Since 2003, Munaro has led the poetry publisher and association Il ponte del sale, which has released a significant body of high-quality poetry. He has received several literary awards, including the Leonardo Sinisgalli Prize, the Laura Nobile Prize, and the Catullo Prize for his contributions to international poetry. His poems have been translated into Spanish, Polish, Finnish, English, and Arabic. A Finnish selection of his work, The Open Pomegranate, was published in 2019 (translated by Jouni Inkala).
Munaro’s poetry is deeply rooted in landscape, light, and nature, but also in the emotional and sensory dimensions of human life—love, loss, pain, and the mysterious force of growth. His poems draw from myth and cultural heritage, using legends and stories as a foundation that contemporary poetry listens to, transforms, and keeps alive.
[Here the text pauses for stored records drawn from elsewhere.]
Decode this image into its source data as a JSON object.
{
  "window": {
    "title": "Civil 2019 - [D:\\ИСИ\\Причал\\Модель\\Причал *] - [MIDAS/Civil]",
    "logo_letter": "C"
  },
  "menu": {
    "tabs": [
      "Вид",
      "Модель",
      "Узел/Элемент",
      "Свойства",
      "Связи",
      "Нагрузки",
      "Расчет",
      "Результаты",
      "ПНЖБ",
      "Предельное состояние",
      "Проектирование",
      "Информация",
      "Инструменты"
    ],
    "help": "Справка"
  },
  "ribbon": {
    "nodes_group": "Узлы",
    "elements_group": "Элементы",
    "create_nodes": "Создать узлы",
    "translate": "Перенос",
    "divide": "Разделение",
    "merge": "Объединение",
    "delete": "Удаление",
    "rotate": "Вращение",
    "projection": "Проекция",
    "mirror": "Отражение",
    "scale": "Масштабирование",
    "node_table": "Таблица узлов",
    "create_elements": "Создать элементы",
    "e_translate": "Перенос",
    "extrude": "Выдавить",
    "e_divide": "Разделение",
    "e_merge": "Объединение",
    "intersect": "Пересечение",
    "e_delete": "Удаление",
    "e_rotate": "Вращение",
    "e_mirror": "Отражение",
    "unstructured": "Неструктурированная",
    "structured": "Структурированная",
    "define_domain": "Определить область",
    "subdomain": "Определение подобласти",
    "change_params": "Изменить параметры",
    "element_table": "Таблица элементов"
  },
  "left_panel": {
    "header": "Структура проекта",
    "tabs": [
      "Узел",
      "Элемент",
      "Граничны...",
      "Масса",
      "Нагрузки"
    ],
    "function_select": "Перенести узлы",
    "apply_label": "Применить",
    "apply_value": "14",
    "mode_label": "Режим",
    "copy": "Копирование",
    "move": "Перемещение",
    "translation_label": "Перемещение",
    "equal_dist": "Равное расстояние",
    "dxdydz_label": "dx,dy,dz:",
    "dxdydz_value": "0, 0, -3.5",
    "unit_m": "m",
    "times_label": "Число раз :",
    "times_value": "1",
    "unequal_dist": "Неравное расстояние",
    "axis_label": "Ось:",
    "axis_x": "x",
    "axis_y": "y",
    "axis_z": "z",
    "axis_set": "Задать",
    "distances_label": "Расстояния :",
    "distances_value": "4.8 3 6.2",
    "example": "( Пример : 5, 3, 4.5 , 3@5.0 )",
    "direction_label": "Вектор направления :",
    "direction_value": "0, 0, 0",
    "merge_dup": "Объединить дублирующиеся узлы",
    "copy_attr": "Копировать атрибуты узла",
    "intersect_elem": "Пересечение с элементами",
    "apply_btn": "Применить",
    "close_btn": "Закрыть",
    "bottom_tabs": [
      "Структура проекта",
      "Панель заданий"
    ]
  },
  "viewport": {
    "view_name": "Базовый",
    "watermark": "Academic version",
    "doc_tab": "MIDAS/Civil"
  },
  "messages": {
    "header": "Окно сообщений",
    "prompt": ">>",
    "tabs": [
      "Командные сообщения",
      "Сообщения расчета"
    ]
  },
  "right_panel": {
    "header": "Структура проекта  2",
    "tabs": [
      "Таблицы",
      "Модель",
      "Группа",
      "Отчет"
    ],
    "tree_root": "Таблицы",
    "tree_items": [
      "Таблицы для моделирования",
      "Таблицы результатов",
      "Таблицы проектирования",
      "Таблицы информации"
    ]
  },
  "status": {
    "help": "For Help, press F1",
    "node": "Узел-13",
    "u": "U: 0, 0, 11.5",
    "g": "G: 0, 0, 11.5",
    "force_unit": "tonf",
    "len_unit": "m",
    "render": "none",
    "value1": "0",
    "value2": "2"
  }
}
His work fulfills poetry’s essential promise: it is emotionally intense, rich in atmosphere, and open to multiple interpretations. In a world that often moves too fast and sees things in black and white, Munaro’s poetry offers a vital space for reflection. Many of his poems are like small expeditions—journeys that can be begun again and again.
In Italian poetry, logic often begins where other forms of communication have reached their limits. That is the moment for poetry. Munaro’s poems inherit the clarity and focus of classicism, yet radiate outward from a single point into something mysteriously new. It’s no coincidence that one of his poems is titled The Open Pomegranate—a perfect metaphor for a poetry collection: inviting either to be devoured or savored slowly. Just like poetry itself.